TRENTON — New Jersey lawmakers voted Monday to advance two controversial bills intended to rein in surprise medical bills some patients will face if they receive treatment from hospitals or doctors not in their insurer's network.
After several hours of discussion and debate, the Assembly Financial Institutions and Insurance Committee voted to advance Assembly Bill 4444 and Bill 952, clearing them for potential floor votes by the full chamber next month
The two bills were written by a group of Democratic lawmakers, including Assemblymen Craig Coughlin, Troy Singleton and Gary Schaer, with the intention of protecting patients and their insurers from alarmingly high out-of-network charges and increasing transparency about health care costs.
Doctors and health care providers who don't participate in an insurer's network and won't accept an insurer's reimbursement as full payment often bill patients for the remainder of the fee, a practice known as balance billing. In some cases, patients will go to an in-network hospital but can receive a large bill because a specialist, such as a radiologist or anesthesiologist, who assisted in their care was not part of their insurance network.
"This issue is very real and costly to real people," Coughlin, D-19th of Fords, Middlesex County, said at the onset of the hearing. "Our constituents can't wait any longer. It's time to act, and it's time to act now."
Under Assembly Bill 4444, hospitals and doctors' offices would be required to disclose upfront to patients what their insurance coverage is and how much they will have to pay. It also would prohibit patients from being billed more than the in-network rate unless they "knowingly, voluntarily and specifically selected an out-of-network provider to provide services" and create a binding arbitration process for cases in which an insurance company and health care provider are unable to agree on a reimbursement rate.
In cases of emergency care or inadvertent use of out-of-network physicians or specialists, the consumer would not be billed more than the in-network rate or the "lowest cost share" of their insurance plan.
The latter provision would apply to tiered health plans, such as Horizon Blue Cross Blue Shield of New Jersey's new OMNIA Alliance plans, which reward consumers with discounted premiums and reduced copayments if they use select doctors and hospitals.
None of Burlington County's three acute-care hospitals — Virtua Memorial, Virtua Marlton and Lourdes Medical Center of Burlington County — are among Horizon's preferred list of hospitals, also known as Tier 1 providers.
Assembly Bill 952 also would establish a health care price index detailing the various expenses of different medical procedures.
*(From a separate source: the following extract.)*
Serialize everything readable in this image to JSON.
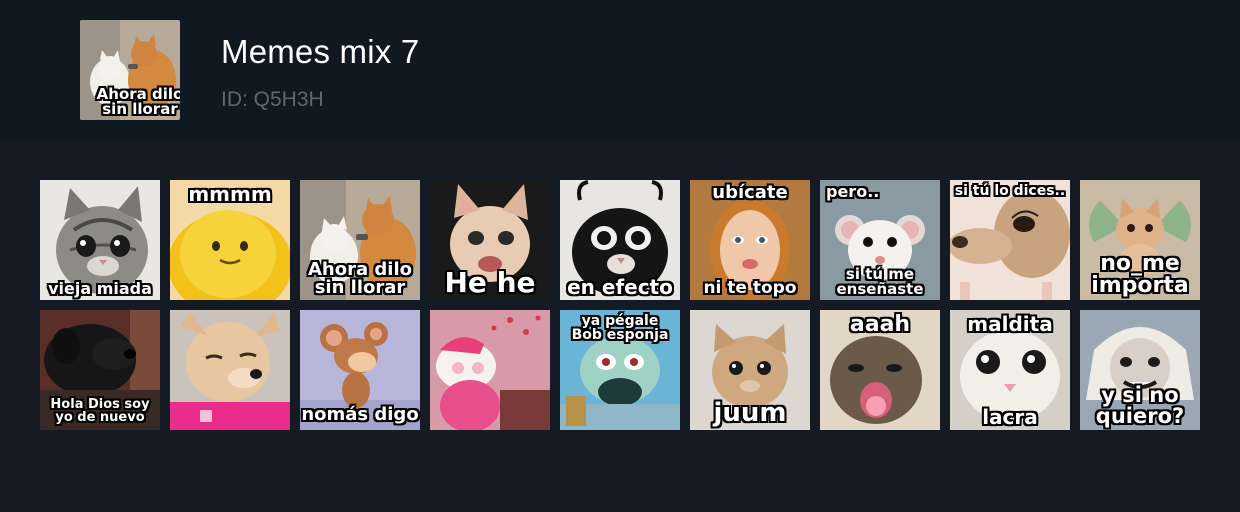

The bills originally were introduced earlier this year but sparked disagreement among consumer groups, doctors, hospital administrators and insurance representatives.
Singleton, D-7th of Palmyra, said the bills were rewritten to incorporate as much input as possible from the various stakeholders without sacrificing the objective of protecting consumers.
"Our responsibility as sponsors is 100 percent on consumers," he said about the shocking medical bills some consumers face.
The two bills are intended to bring accountability and transparency to the health care market, he said.
Coughlin said the reforms also would reduce New Jersey's health care costs for state employees, potentially saving the government as much as $98 million annually.
Representatives from hospitals and doctors' offices said they still oppose the bills, arguing that they would cripple their bargaining power with insurance companies over reimbursement rates and networks.
"Carriers want to control their costs for their shareholders, not their stakeholders," said Mishael Azam, chief operating officer with the Medical Society of New Jersey.
"To say you can't balance bill at any time, that shifts the burden 100 percent on doctors," added Tim Martin, a lobbyist with the Medical Society. "You'll need to join networks just to protect from unfair prohibition on balanced billing."
And while the legislation was rewritten to include input from a peer review panel made up of doctors into the arbitration proceedings, they continue to take issue with the so-called "baseball-style" arbitration, which would require insurers and providers to provide their last, best offer for insurers to choose.
Ward Sanders, president of the New Jersey Association of Health Plans, said the model encourages both sides to negotiate a reasonable payment.
"The goal is to force folks into the middle," Sanders said. "It brings both parties together, which is what you want."
Maura Collinsgru, program director with consumer group New Jersey Citizen Action, applauded the legislation, arguing that out-of-network billing drives up the costs of insurance across the board.
"Indirectly, out-of-network costs are driving up my premium, your premium and every premium in New Jersey," she said. "(Assembly Bill 4444) is a way to level the playing field and bring down the costs across the board."
Collinsgru also spoke in favor of the health care price index, which she said would make medical billing more open and transparent.
"Transparency is essential, and we have little of it in our system," she said.
Singleton said studies have shown that price transparency can bring down health care costs.
"(The bill) will not only provide consumers with increased cost visibility, but it will assist insurers and medical professionals in developing innovative collaborations that seek opportunities to offer quality care at an affordable price," he said.